Nintendo Land: A Wii U classic in the making?

25th Aug 2012 | 12:01

Nintendo Land: A Wii U classic in the making?

First impressions matter. So the fact Nintendo Land's debut felt like a combination of limp handshake and wet fart was intensely worrying. Nintendo Land should be exciting. It's a Ninty themepark with minigames based on their biggest names, but its E3 announcement consisted of a muddled explanation followed by a fireworks display packing all the oomph of a Nerf gun. Fuuurp.


But after our recent hands-on we're willing to admit that actually, and our face is as straight as a flagpole when we say this, Nintendo Land is brilliant.

The brainchild of Katsuya 'Animal Crossing' Eguchi, Nintendo Land is billed as the Wii Sports of the Wii U's GamePad. And while touting the controller's abilities to the masses is no easy task, Nintendo Land casts its net wide and pulls in a feast of intriguing ideas.

There will be 12 games in the final park, all 'much deeper' than anything in Wii Sports or Wii Play according to Eguchi. And while only five were open to the public in our recent hands-on, three of those almost justify admission alone.

TOADSWORTH'S TEACUPS

Takamaru's Ninja Castle was first. This arcade-y target shoot had us flicking ninja stars from pad to tele at googly eyed ninjas. The interplay between pad and TV was entertaining but we weren't itching to play again once the demo ended.

Next was The Legend of Zelda: Battle Quest, a fabric-ified mash-up of Wii Sports Resort's Swordplay and Archery modes. Two players grip Wii controllers as sword-wielding heroes while one takes the Wii U GamePad to play cowardly ordinance and shoot out of reach enemies. Unfortunately the on-rails movement removes much of the mode's potential - Four Swords this ain't.

Things started looking up with Donkey Kong's Crash Course. This woollen replica of DK's classic girders saw us tilt the Wii U GamePad left and right to spin the entire stage, with a two-wheeled Mii triangle reacting to the pitch like some 2D Monkey Ball. Albeit without the simian grace: the Mii-mobile was rockier than a Reliant Robin.

The level we played started simply but before long we had to pull shoulder buttons and rotate analogue sticks to call creaking machinery into motion, making sure to keep the controller steady at the same time. It proved surprisingly taxing, and shows that Nintendo Land won't shy away from tricksy challenges just to promote controls. Excellent.

As always in theme parks, though, you work your way up to the big ones, and rides four and five - a pair of asymmetrical multiplayer games - were unquestionably Nintendo Land's star attractions.

RIDLEY'S RAPIDS

Asymmetrical play, if you don't know, is the idea of two different styles of gameplay existing simultaneously. Nintendo tried this first with Pac-Man Vs back in 2003 and it was brilliant. However the significant monetary investment required to sample multi-man Pac (one Gamecube, four GBAs, four GBA-GC cables, a TV, friends, food etc) means it remains criminally under-sampled.

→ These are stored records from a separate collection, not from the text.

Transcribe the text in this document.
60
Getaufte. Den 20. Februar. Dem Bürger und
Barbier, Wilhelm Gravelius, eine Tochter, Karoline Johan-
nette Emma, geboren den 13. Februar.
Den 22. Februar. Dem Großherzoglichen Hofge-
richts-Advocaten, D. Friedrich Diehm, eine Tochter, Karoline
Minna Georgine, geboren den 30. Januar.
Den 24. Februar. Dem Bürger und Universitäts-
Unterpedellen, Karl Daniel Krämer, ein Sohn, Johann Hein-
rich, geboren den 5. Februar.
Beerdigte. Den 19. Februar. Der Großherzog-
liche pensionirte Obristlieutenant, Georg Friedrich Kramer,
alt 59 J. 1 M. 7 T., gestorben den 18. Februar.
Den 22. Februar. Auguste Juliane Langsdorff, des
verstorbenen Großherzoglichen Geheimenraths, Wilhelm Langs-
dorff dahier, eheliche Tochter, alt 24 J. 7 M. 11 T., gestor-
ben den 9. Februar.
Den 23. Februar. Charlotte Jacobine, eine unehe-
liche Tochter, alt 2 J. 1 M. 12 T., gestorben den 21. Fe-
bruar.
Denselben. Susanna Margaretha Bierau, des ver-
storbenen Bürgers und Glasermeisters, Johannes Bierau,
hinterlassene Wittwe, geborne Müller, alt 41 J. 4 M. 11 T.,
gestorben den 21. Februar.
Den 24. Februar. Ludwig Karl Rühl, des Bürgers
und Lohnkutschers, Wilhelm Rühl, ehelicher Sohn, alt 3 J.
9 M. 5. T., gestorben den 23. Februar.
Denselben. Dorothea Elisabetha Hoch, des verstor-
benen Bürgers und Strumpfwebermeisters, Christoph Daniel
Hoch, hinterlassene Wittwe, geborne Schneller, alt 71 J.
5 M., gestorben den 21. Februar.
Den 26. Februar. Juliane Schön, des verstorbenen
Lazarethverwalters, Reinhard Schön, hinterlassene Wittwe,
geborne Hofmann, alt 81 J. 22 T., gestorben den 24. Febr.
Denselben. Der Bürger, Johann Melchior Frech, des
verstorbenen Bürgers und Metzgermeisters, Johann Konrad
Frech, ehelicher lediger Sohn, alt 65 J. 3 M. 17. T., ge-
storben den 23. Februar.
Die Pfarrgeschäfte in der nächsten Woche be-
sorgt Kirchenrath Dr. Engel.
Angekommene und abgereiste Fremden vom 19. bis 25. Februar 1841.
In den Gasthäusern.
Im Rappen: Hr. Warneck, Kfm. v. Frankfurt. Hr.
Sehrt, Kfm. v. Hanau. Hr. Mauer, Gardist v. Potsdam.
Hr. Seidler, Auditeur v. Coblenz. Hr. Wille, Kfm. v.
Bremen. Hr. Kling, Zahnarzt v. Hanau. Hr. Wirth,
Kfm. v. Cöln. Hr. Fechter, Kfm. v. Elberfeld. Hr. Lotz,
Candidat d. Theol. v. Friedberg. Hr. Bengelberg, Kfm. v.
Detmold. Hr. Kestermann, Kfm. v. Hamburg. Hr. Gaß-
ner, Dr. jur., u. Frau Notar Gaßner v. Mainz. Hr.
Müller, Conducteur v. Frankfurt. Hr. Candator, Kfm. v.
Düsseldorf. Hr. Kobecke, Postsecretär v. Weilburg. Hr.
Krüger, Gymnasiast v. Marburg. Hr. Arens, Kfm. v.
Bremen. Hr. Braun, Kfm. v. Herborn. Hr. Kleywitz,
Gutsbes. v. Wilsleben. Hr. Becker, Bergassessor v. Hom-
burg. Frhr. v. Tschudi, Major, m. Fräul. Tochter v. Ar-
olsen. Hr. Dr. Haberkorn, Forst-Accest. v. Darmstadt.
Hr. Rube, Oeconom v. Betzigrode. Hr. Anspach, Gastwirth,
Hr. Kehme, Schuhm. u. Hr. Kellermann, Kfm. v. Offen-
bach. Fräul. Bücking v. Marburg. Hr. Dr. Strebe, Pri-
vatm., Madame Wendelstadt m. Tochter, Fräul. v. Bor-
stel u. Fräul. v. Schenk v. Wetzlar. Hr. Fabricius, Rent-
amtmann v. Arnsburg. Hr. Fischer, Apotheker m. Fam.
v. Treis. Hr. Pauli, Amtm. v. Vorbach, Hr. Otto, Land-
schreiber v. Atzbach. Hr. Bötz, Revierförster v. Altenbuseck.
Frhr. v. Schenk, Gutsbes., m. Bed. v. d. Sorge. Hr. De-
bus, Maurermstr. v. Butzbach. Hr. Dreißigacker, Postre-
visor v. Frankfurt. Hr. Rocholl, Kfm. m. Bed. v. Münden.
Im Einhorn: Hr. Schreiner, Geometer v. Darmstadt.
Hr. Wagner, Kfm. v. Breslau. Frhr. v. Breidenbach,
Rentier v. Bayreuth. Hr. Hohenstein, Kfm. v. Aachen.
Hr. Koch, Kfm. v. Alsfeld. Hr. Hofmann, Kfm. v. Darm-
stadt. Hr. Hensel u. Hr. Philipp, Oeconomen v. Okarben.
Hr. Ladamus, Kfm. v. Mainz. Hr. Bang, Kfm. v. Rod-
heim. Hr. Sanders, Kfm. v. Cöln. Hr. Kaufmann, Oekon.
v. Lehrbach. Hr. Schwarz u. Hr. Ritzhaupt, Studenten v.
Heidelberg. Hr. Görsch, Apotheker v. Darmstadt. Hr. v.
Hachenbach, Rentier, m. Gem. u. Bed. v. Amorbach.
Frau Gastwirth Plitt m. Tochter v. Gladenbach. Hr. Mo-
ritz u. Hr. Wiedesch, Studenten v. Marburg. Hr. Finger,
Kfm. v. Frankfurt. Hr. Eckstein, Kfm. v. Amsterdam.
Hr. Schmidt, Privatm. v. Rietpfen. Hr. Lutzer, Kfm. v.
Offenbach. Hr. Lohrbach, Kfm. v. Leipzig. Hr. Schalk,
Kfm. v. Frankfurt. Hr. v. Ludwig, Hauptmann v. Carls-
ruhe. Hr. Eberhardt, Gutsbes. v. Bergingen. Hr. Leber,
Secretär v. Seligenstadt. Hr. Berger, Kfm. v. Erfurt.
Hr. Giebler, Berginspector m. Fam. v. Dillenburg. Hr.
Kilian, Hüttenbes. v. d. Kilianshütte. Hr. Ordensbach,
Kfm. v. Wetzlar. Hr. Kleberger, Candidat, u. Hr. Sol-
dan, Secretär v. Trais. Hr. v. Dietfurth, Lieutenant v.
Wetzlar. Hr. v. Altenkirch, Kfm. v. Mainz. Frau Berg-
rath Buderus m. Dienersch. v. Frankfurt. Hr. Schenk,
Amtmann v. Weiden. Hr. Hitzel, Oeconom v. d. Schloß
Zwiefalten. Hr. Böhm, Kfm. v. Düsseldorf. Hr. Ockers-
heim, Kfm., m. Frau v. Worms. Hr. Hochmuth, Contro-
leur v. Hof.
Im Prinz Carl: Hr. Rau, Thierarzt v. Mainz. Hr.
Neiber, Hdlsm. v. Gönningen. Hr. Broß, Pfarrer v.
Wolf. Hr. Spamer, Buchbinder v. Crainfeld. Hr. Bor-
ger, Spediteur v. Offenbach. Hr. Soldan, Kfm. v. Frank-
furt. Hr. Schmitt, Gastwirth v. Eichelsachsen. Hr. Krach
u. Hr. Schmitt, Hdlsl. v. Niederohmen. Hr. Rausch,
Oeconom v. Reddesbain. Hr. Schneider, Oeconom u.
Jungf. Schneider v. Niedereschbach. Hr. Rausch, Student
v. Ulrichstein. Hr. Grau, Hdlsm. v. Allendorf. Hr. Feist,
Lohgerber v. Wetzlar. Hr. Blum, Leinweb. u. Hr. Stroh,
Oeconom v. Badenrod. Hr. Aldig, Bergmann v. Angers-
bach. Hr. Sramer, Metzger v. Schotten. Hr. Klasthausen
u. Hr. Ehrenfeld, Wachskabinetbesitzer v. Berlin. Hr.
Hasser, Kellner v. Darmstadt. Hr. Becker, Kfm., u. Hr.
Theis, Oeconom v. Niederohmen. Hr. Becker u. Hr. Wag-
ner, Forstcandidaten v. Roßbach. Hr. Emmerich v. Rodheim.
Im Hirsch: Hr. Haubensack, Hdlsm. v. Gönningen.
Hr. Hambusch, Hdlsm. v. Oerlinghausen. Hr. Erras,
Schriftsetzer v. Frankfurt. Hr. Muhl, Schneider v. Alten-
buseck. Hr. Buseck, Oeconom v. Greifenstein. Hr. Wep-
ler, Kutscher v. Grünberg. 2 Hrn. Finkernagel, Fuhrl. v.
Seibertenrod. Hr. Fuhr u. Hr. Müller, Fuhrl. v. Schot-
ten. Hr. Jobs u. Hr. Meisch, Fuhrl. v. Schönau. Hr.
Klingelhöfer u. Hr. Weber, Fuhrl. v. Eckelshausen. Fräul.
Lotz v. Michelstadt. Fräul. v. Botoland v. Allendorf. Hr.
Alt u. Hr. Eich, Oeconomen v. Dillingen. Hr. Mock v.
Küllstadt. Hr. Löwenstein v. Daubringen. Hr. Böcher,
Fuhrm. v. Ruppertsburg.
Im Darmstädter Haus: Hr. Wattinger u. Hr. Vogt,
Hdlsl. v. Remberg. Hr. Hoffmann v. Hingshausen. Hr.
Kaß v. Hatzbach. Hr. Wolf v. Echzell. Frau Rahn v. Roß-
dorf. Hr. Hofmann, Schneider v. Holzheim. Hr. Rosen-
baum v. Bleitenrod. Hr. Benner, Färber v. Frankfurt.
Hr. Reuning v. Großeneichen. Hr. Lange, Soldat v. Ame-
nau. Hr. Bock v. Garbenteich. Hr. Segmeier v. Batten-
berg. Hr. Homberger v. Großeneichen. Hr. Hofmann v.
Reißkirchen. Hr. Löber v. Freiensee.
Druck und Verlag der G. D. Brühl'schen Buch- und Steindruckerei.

With Nintendo Land, the Wii U is bringing that genius to the masses, and our first taste was Luigi's Ghost Mansion. This one-vs-four multiplayer game casts the GamePad player as an invisible spook stalking four torch clutching Mii's around a Cluedo board. The four 'humans' play on the TV and can only see the ghost when he's illuminated by a light source, but they can always feel his proximity through their controller's rumble. Ghost wins by catching the humans, humans win by eliminating the ghost. Simple.

Only it's not that simple. Playing the sneaky, all-knowing ghost and toying with your enemies' nerves is entirely removed from the almost survival horror tone of the human role - all worrying, cowering in corners and scrabbling for extra torch batteries. The asymmetrical set up creates something surprisingly tense and considered.

Animal Crossing: Sweet Day is asymmetrical showcase number two, trading ghosts and torches for hollow animal mannequins, over-sized fun-hating cutlery and mountains of sweets. It's like a nightmare straight from Willy Wonka's formative years.

Here the tablet player controls a knife and a fork, one with each stick, and is tasked with grabbing three animals before they snaffle 50 sweets between them. Animals play on the TV and have a limited field of view, cramming their heads with candy while keeping an eye out for the heat at all times. It's about the chase - spotting incoming cutlery creates anarchy, and trying to predict and outsmart each other is brilliant fun achieved through GamePad vs. TV asymmetry.

Nintendo also showed icons representing the other attractions. Pikmin, Metroid, Mario, Yoshi, F-Zero, Balloon Fight and, erm, Game & Watch Octopus. What's being done with that last one is anyone's guess but if even one is half as brillo-tastic as Luigi's and Sweet Day then sign us up for an annual pass.

So after a few hours of ghost hunting, sweet pooping and Mii rolling, we're willing to make an exception. We're going to put that bungled first impression out of our minds and accept Nintendo Land for - and we've got our serious faces back on for this - the Wii U classic it's shaping up to be.